The irony of the buyer list deserves its own paragraph. Free-iliad is the group behind Free Mobile, the disruptor that dragged French telecom prices down by roughly half a decade ago. Free's founder is Xavier Niel, not Drahi - though the two operated in the same French telecom ecosystem for years, often at odds. Now Free-iliad is paying Drahi €6.3 billion of his own asking price to take back pieces of the SFR network it once competed against.
Bouygues Telecom, the largest buyer, is the one that walks away with the biggest asset slice. At 52% of carved-out revenue, it gets the mobile customer base and infrastructure that justifies its lead in the consortium. Orange gets the smallest piece but the one that least threatens its existing franchise - probably B2B and certain fixed-line assets, though the exact carve-up between buyer and asset class hasn't been fully published. That ambiguity is worth noting. In a €20 billion deal, the line between "Bouygues gets the crown jewels" and "everyone gets something they can justify to their board" matters more than the headline EV.

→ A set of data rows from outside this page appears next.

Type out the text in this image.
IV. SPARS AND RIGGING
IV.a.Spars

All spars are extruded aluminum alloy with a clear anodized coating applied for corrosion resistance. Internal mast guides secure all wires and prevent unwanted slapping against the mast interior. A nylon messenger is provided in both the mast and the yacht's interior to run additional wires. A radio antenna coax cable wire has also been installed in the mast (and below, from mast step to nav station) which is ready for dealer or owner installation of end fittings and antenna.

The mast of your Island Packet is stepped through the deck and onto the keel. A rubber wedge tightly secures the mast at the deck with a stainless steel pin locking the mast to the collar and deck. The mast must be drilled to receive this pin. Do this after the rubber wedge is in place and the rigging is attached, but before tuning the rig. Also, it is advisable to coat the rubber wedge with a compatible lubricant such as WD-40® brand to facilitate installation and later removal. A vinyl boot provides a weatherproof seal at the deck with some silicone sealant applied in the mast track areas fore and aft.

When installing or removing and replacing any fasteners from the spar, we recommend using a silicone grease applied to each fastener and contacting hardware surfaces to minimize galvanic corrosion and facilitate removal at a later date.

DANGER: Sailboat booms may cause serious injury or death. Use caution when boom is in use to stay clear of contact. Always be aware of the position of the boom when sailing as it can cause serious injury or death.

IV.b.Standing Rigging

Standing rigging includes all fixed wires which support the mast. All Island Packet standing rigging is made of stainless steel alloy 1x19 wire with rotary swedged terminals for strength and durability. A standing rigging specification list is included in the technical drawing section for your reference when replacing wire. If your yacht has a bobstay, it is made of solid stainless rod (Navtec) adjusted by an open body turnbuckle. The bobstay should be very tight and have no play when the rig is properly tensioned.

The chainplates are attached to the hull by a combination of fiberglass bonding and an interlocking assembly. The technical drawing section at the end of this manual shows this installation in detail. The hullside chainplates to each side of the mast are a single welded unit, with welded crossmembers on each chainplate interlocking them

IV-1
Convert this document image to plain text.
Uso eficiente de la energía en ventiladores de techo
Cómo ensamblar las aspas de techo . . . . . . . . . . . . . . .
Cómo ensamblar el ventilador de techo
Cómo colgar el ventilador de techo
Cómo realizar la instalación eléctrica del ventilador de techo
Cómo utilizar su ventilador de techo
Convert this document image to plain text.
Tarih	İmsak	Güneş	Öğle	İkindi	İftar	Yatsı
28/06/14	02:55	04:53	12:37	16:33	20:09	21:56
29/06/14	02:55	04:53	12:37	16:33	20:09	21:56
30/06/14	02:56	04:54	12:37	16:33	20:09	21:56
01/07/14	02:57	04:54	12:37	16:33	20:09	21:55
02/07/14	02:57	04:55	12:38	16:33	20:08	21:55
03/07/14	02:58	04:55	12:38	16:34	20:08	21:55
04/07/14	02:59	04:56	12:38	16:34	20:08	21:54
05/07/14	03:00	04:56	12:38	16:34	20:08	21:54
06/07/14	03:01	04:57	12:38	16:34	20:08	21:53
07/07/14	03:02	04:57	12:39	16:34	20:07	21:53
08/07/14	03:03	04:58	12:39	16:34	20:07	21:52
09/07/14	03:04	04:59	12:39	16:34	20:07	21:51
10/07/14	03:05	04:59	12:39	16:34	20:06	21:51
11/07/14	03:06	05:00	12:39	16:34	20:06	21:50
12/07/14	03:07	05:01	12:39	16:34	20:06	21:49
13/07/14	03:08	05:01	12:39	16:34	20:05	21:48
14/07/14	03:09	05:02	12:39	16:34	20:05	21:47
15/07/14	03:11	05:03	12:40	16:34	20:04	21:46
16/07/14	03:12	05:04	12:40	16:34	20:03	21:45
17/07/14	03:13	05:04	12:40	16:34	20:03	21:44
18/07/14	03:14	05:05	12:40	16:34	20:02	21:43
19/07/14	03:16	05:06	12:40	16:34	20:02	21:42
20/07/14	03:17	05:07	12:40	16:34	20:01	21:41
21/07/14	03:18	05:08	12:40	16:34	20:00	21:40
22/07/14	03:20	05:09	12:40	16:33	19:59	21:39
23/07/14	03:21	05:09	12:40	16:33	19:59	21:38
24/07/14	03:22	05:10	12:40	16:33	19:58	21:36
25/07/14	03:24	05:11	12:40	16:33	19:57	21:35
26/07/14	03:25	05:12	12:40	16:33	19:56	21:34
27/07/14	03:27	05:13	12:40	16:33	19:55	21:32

The deal also collapses France's mobile market from four major operators to three. Regulators in Paris and Brussels will need to decide whether that's competitive enough. The previous joint bid of €17 billion from the same three companies was rejected, apparently because it didn't go far enough on divestitures. This version is €3.4 billion bigger and signed as a memorandum of understanding, not a joint bid - which suggests Drahi's negotiating position hardened as his alternatives narrowed.
Here's the simple model. When interest rates are near zero, a €11 billion leveraged buyout of a telecom generates manageable interest expense because the debt is cheap. The cash flows from the telecom pay the interest, and the equity holder keeps the spread. When interest rates move from 0.5% to 4%, the same debt service obligation roughly octuples for variable portions and becomes much harder to refinance for the fixed ones. The company stops being an acquisition platform and starts being a refinancing problem.

Drahi's Altice is the textbook example. It wasn't fraud. It wasn't bad underwriting. It was a structure that worked until the one assumption baked into it - cheap money - stopped being true. The restructuring bought time. The SFR sale is what time ran out looking like.
The structural implication is straightforward: in the French telecom market, the leveraged player exits and the three cash-generative incumbents divide its territory. The question for investors isn't whether SFR gets sold. It's whether the carve-up leaves any buyer with enough scale improvement to justify the premium - or whether this is just three companies paying Drahi's exit fee while hoping regulatory approval doesn't strip away the best parts.
Either way, the buyer that gets the most is probably Bouygues. The buyer that gets the most interesting is whichever one walks away with fixed-line infrastructure at a discount. And the seller who turned a leveraged buyout into a slow-motion liquidation, across a decade of rate hikes and two debt restructurings, is getting a respectable exit price for what's left.
Leverage, as the saying goes, works both ways.